The line-up, curated by founder Jusztina Hermann, seeks to represent a new wave of circus acts emerging alongside international touring talents that rarely take to Scotland’s stages for a night of immersive family-friendly entertainment.
The event showcases various disciplines, from ground-based acts to breath-taking aerial performances. An unforgettable evening of personal stories and theatrical entertainment, Cirqulation brings the best of professional contemporary circus together under one roof and gives audiences a chance to see leading circus artists outside of August’s Edinburgh Festival Fringe.
Matthew Keys, also known as Matt Von Trapp, will be hosting and performing in this immersive night of circus. Part magician, part poet and complete clown, Matthew will compére and display his skills as a clown, juggler and magician.
Amy Longmuir is a non-binary dancer, aerialist and acrobat based in Edinburgh whose new silks act highlights the pressure to conform to gendered ideals when being hired as a performer, and marks a turning point where Amy has decided to be true to themself, regardless of risk to their career. Particularly inspired by the experience of performing as a Frozen princess, this act was created as a reinterpretation of ‘Let It Go’ and is an optimistic look to the future.
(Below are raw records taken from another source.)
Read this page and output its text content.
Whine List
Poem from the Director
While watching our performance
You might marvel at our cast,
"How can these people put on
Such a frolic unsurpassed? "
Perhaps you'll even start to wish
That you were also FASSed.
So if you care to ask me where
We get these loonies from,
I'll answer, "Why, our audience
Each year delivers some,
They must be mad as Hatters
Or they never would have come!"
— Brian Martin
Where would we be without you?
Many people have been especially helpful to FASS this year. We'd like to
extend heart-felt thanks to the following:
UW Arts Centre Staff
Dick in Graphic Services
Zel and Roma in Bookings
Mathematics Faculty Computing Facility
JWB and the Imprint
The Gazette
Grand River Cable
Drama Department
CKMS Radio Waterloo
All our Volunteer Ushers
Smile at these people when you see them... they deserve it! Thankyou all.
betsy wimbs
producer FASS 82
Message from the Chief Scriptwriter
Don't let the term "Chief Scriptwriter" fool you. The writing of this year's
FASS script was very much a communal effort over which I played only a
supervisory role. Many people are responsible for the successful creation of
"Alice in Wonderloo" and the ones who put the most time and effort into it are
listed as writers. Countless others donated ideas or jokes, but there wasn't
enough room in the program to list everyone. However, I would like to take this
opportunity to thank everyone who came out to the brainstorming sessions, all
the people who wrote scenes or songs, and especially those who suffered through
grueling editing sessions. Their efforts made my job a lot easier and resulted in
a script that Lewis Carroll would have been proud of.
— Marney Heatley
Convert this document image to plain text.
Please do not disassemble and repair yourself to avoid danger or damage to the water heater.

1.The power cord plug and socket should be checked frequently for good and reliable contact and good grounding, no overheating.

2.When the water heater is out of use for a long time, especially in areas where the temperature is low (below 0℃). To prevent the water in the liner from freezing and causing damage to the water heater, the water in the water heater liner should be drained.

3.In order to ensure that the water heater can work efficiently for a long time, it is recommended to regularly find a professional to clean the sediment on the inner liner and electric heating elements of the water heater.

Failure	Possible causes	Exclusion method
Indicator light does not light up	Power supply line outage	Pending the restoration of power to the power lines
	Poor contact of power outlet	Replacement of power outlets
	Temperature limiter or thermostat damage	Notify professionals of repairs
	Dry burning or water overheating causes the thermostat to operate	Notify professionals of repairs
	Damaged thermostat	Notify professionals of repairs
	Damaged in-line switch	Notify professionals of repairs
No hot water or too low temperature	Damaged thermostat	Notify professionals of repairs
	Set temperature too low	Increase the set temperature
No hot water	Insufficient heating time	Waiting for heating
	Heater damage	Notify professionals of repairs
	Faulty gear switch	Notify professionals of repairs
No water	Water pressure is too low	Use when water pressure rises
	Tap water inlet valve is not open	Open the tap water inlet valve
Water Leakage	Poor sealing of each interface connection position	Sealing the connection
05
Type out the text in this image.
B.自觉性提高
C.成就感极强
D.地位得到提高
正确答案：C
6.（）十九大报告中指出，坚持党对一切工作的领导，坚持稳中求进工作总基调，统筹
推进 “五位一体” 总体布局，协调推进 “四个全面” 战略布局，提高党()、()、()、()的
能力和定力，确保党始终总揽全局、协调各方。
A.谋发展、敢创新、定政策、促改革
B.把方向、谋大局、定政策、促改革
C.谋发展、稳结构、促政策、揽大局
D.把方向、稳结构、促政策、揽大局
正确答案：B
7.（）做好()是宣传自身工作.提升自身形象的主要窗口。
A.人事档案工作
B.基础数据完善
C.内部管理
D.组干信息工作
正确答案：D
Melanie Jordan and Alice Langley will be inviting audience members to witness their circus theatre piece in development, Gwyn’s Garments. Emma Robbie, a circus performer based in North East Scotland, will be exploring the feeling of being constrained and weighed down by our technology-obsessed industrial world in her new act Heavy Metal, Eric Munday and Alix Bailie will be presenting PhDistraction, an act which represents their day-to-day life as PhD students distracted by dreams of a future in the circus.
Blaise Donald and Kate George are Edinburgh-based aerialists who often perform as a duo and run pop-up circus Cirque Affair. They will be performing a lollipop hoop piece highlighting the importance of human connection in our future world of technology and AI.
Rachael Macintyre, an aerialist based in Forres, is co-founder of Moray Flying Circus and artistic director of Jabuti Theatre. With a background in puppetry and theatre, Rachael performs and directs and is enjoying developing aerial arts as a means of creative expression. Her piece is about cycles of generations, a ritual of recognition that we are made up of all those who have walked before us and those who will continue on our path. Gemma Simpson, also known as As Above, established Adventure Circus in Perth in 2015. In Cirqulation: FUTURE, she will be performing on aerial hoop.
Sally Fyfe will be performing her first dance trapeze act on the night, focussing on themes of aging, uncertain futures and moving forward. Elsa van der Wal will be exploring the changing of seasons, how time spools out in cycles, blooming and decaying as time goes by. Edinburgh-based performer and teacher Robert Gallagher-Lyall has juggled their way through the last 12 years, while also dabbling in a variety of other disciplines along the way. They have spent a life accepting things as they are, little belief in the power to build and shape what they desire. Now they enter the stage, ready to see where the future has led them.
Each Cirqulation event is themed differently to inspire the creation of something new. Cirqulation offers mentoring to artists in the creation process of their new acts and the chance to show work to a live audience, as well as providing a great networking opportunity for artists within the industry, whether they are performing or coming to watch the show. Although currently performed in Edinburgh, the aim is to take the show on tour, making the artform available for communities across Scotland in the future.
The event is funded by Creative Scotland and the National Lottery Fund, and sponsored by Cascade Juggling and Polifilm Media.
Jusztina Hermann, artistic director of Cirqulation, said: ‘There is an ever-growing circus scene in Scotland all year-round that stays hidden from the larger public.
‘As well as providing performance opportunities to established and emerging circus performers, the event aims to attract new audiences that appreciate contemporary circus. We were performing the first six editions of the show in Muirhouse and Granton to bring circus to areas where people wouldn’t otherwise have the chance to attend such events. With the seventh edition at Assembly Roxy in Edinburgh’s city centre we are making the show available for a larger audience. The fact that all our previous shows sold out demonstrates the need for this artform. The plan is to bring Cirqulation to other parts of Scotland in the future, we are currently working on the touring version of the show.’